M. le président. La parole est à M. Jean-Claude Tissot, pour le groupe Socialiste, Écologiste et Républicain. (Applaudissements sur les travées du groupe SER. - M. Yannick Jadot applaudit également.)

M. Jean-Claude Tissot. Ma question s'adresse à Mme la ministre de l'agriculture.

Ce qui s'est déroulé lundi à l'Assemblée nationale, madame la ministre, n'est pas digne de notre parlementarisme. (Oh ! sur des travées du groupe Les Républicains. - M. Olivier Paccaud lève les bras au ciel.)

N'ayant pas le courage d'assumer ses choix, le socle commun s'est joyeusement livré, dans une parfaite connivence avec le Rassemblement national, à un contournement des procédures législatives. Fuir le débat n'honore personne, et certainement pas les parlementaires ! (Marques d'assentiment sur les travées du groupe SER.)

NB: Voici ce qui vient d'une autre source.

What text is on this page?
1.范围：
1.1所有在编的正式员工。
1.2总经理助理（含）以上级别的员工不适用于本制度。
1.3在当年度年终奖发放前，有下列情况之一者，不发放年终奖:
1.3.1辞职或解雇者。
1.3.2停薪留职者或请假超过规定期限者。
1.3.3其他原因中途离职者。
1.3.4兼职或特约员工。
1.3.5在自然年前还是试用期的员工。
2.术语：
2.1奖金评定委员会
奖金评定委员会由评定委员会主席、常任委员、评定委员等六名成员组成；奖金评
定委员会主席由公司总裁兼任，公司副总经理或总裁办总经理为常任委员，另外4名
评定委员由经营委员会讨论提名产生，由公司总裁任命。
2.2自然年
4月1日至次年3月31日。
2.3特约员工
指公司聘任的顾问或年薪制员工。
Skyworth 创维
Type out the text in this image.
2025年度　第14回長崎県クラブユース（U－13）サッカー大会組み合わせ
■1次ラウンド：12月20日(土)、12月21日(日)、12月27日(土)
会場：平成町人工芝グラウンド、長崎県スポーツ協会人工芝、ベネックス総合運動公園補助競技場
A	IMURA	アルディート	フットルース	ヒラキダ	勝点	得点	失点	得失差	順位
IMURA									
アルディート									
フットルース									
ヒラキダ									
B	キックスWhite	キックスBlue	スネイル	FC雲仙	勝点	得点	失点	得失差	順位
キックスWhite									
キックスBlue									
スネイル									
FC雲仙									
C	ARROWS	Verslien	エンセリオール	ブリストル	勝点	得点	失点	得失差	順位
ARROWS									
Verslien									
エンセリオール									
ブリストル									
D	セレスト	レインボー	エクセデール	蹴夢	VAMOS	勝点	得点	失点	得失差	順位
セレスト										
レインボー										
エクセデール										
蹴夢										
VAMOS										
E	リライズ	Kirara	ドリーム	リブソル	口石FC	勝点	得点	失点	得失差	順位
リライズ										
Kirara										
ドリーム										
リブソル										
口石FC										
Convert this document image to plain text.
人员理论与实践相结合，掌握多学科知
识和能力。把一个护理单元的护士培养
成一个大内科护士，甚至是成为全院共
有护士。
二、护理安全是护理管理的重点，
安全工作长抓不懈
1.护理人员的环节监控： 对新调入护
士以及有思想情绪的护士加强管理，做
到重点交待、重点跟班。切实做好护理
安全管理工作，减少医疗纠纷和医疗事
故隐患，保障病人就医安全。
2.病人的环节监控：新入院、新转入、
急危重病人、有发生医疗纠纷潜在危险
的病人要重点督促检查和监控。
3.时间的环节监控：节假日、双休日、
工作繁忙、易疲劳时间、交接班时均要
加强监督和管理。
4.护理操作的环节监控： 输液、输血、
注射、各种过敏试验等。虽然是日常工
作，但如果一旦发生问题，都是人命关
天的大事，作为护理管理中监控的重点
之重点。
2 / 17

Sans doute, madame la ministre, la pression était-elle trop forte : rappelons que le syndicat agricole majoritaire, non content d'avoir eu le privilège de rédiger lui-même la proposition de loi, s'est permis de venir, devant l'Assemblée nationale, mettre la pression sur les parlementaires !

Et permettez-moi de m'adresser aussi à vous, monsieur le Premier ministre. Contrairement à ce que vous avez affirmé hier, sur les ondes et dans les journaux, il n'y a pas besoin que vous nous expliquiez le texte : l'agriculture c'est mon métier, je sais de quoi je parle ; quant à ce texte, nous le comprenons parfaitement, et c'est bien pour cela que nous lui sommes farouchement opposés !

Mme Audrey Linkenheld. Très bien !

M. Jean-Claude Tissot. Nous disons non à l'assouplissement de l'usage des pesticides ! Non à la réintroduction des néonicotinoïdes ! Non à la normalisation des mégabassines et des fermes-usines !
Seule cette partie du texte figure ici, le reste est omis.